Eine junge, lustige Stimme bewog sie zum Verlassen des Fensters.
»Ihr Mann ist wohl nicht da, Frau Lantier?«
»Nein, Herr Coupeau,« antwortete sie und versuchte dabei zu lächeln.
Es war ein Zinkarbeiter, der ganz oben im Hause ein kleines Zimmer zu zehn Franken bewohnte. Er hatte seinen Sack auf der Schulter. Da er den Schlüssel in der Tür stecken sah, war er freundschaftlich eingetreten.

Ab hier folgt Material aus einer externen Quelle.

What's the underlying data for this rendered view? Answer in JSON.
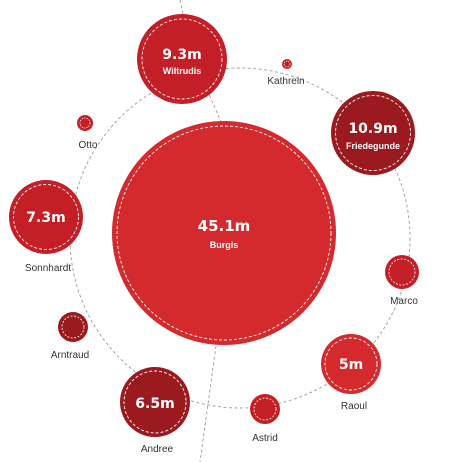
{
  "colors": {
    "bright_red": "#d42a2e",
    "red": "#c41f26",
    "dark_red": "#9b1a1f",
    "ring": "#9a9a9a",
    "inner_dash": "#ffffff",
    "outside_label": "#333333"
  },
  "nodes": [
    {
      "id": "burgis",
      "name": "Burgis",
      "value": "45.1m",
      "tone": "bright_red"
    },
    {
      "id": "wiltrudis",
      "name": "Wiltrudis",
      "value": "9.3m",
      "tone": "red"
    },
    {
      "id": "kathrein",
      "name": "Kathrein",
      "value": "",
      "tone": "red"
    },
    {
      "id": "friedegunde",
      "name": "Friedegunde",
      "value": "10.9m",
      "tone": "dark_red"
    },
    {
      "id": "marco",
      "name": "Marco",
      "value": "",
      "tone": "red"
    },
    {
      "id": "raoul",
      "name": "Raoul",
      "value": "5m",
      "tone": "bright_red"
    },
    {
      "id": "astrid",
      "name": "Astrid",
      "value": "",
      "tone": "red"
    },
    {
      "id": "andree",
      "name": "Andree",
      "value": "6.5m",
      "tone": "dark_red"
    },
    {
      "id": "arntraud",
      "name": "Arntraud",
      "value": "",
      "tone": "dark_red"
    },
    {
      "id": "sonnhardt",
      "name": "Sonnhardt",
      "value": "7.3m",
      "tone": "red"
    },
    {
      "id": "otto",
      "name": "Otto",
      "value": "",
      "tone": "red"
    }
  ]
}
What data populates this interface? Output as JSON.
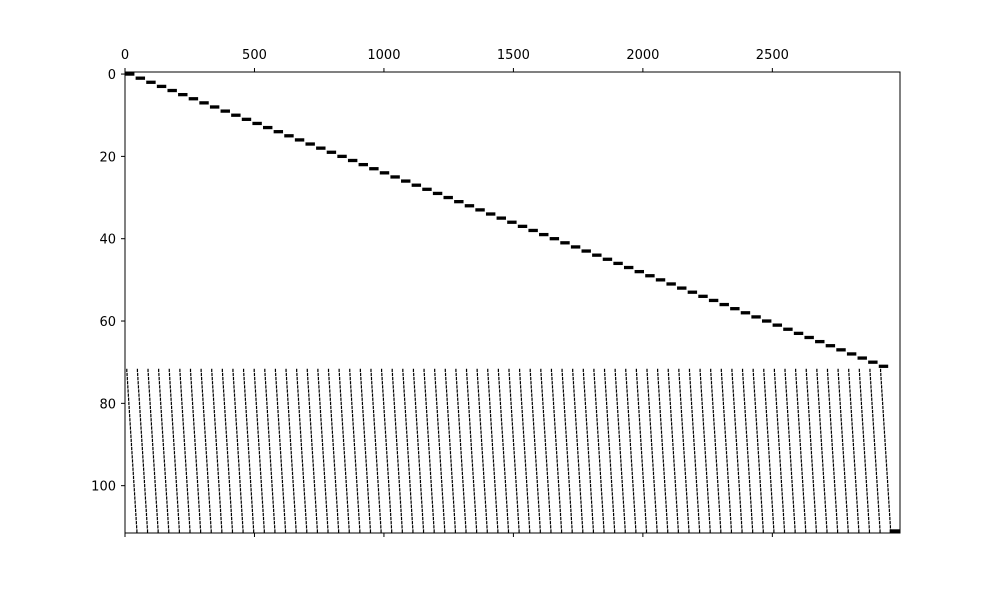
{
  "chart_data": {
    "type": "spy",
    "title": "",
    "xlabel": "",
    "ylabel": "",
    "n_rows": 112,
    "n_cols": 2993,
    "xlim": [
      0,
      2993
    ],
    "ylim": [
      112,
      0
    ],
    "x_ticks": [
      0,
      500,
      1000,
      1500,
      2000,
      2500
    ],
    "y_ticks": [
      0,
      20,
      40,
      60,
      80,
      100
    ],
    "x_tick_labels": [
      "0",
      "500",
      "1000",
      "1500",
      "2000",
      "2500"
    ],
    "y_tick_labels": [
      "0",
      "20",
      "40",
      "60",
      "80",
      "100"
    ],
    "x_axis_position": "top",
    "grid": false,
    "marker_color": "#000000",
    "diagonal_blocks": {
      "rows": [
        0,
        71
      ],
      "block_count": 72,
      "block_width": 41,
      "start_col": 0
    },
    "constraint_rows": {
      "rows": [
        72,
        111
      ],
      "block_count": 72,
      "block_width": 41,
      "description_pattern": "one nonzero per diagonal block; column offset within block increases by 1 per row"
    },
    "last_row_extra_nonzeros": {
      "row": 111,
      "cols": [
        2953,
        2992
      ]
    }
  }
}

»Sie wissen,« fuhr er fort, »ich arbeite jetzt dort drüben am Krankenhause … Ha! das ist ein feiner Maimonat! Es weht ein bißchen scharf heute morgen!
Er betrachtete Gervaises Gesicht, das vom Weinen gerötet war. Als er sah, daß das Bett fast unberührt dastand, schüttelte er leise den Kopf; dann kam er bis zum Bettchen der Kinder, die immer noch mit ihren rosigen Engelsmienen schliefen; und mit gedämpfter Stimme fuhr er fort:
»Ei der Tausend! Ihr Mann ist wohl ein bißchen bummlig, nicht wahr? Trösten Sie sich, Madame Lantier. Er beschäftigt sich viel mit Politik; als man neulich bei der Wahl für Eugène Sue stimmte (es ist das einer von den Guten, wie es scheint), da war er rein närrisch. Vielleicht hat er die Nacht mit Freunden zugebracht und auf die bonapartistische Schweinewirtschaft geschimpft.«
»Nein, nein,« murmelte sie gepreßt, »wie Sie glauben, ist es nicht. Ich weiß, wo Lantier ist … Mein Gott, wir haben eben unsern Kummer wie alle Welt.«
Coupeau blickte sie pfiffig an, um zu zeigen, daß er auf diese Lüge nicht hineinfalle. Im Fortgehen erbot er sich, ihr die Milch zu holen, wenn sie nicht ausgehen wolle; sie sei eine hübsche und tüchtige Frau und könne auf ihn zählen, wenn sie eines Tages in Not sei.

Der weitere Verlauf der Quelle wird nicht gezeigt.